La manía, en todo caso -y el horizonte un poco fúnebre que la fogonea-, es lo que en el Diario eclipsa una cualidad ruiziana que a priori parecía inextirpable: el humor. Se ríe poco Ruiz aquí, y razones no le faltan: proyectos acariciados con fervor se transforman en pesadillas de años (Les âmes fortes, Ce jour-là, Klimt); empieza a acostumbrarse a firmar contratos que no le dan "derecho a nada"; Paulo Branco, su alter ego productor, "se ha transformado en un productor como los otros"; mueren el padre y la madre, dos polos vitales para el hijo que nunca dejará de ser (la tarde llena de pequeños prodigios fantasmales que pasa solo con el ataúd de la madre es sencillamente increíble); mueren amigos; el cuerpo cruje.
Mientras las balas zumban cada vez más cerca, Ruiz, sin embargo, no para, un poco como él mismo ve que no para ese "condenado a muerte" que reconoce en Bolaño. Y no solo no para: es más Ruiz que nunca; es decir: más desconcertante, más desfachatado, más un artista de culto por decisión propia que nunca. Sabe que cada vez necesita más garantías externas (grandes estrellas, novelas que son marcas, proyectos con mayúsculas) para poder filmar, y sabe que aceptarlas rara vez lo ha llevado a buen puerto, pero sigue metiéndose en el pantano de la contingencia como solo él y su imaginación taimada y su vocación de pícaro saben hacerlo. Su bella arte sigue siendo la pacotilla, con su gracia precaria, su virtuosismo desproporcionado y su potencia de desublimación. Sigue filmando Quilpué en Berna y Reñaca en Bucarest, devoto como nunca de una lógica renacentista de serie B (medios mínimos + máxima astucia + goce en la catástrofe) que atraviesa y hace vibrar de peligro toda su obra. Ruiz la aprendió de Orson Welles, del Welles acorralado y enfermo de It's all true (no el de Citizen Kane); solo él podía transformar tanto desastre en método, en programa, en un savoir-faire que es pura impunidad y regocijo y no reserva lugar alguno -no importa el fracaso con que lo castiguen- para el resentimiento.

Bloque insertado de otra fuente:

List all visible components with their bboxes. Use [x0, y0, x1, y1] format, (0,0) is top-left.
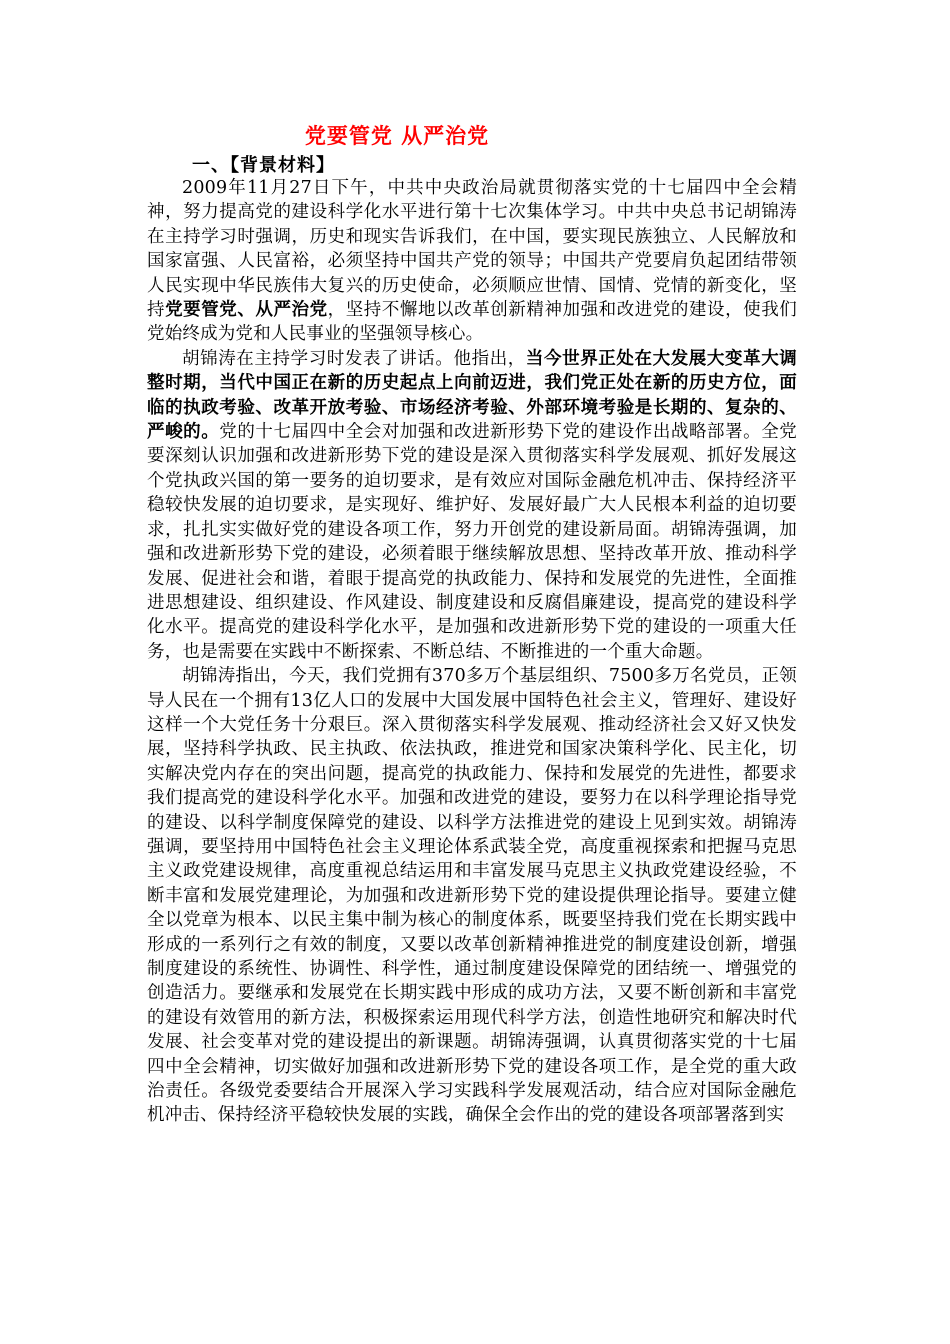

No tener tiempo: ¿en qué otra cosa puede consistir ser un condenado a muerte? "Todos, a la corta y/o a la larga, lo somos", dice Ruiz, menos para consolarse que para insinuar dónde puede estar la salida, de dónde sacar ese tiempo que hace falta. Pero tiempo nunca es lo que hay, razona: tiempo, a lo sumo, es lo que queda, lo que espera entre las cosas que no hay más remedio que hacer, la piedra preciosa, única, que puede rastrearse en los intervalos que aún no han sido colonizados. Taylorismo ruiziano: hay que "hacer tiempo" inscribiendo el propio deseo en ese tejido temporal vacante, igual que se escribe un poema entre dos vuelos, o se imagina un film nuevo entre dos tomas, o se lee una biografía entre dos paños de sueño, o se encuentra dinero entre dos páginas de un libro, o se duerme una buena siesta mientras se ve el bodrio coreano que se optó por intercalar, sin intención particular pero no sin clarividencia, entre un almuerzo copioso, pongamos por caso, y una modesta entrada de diario íntimo.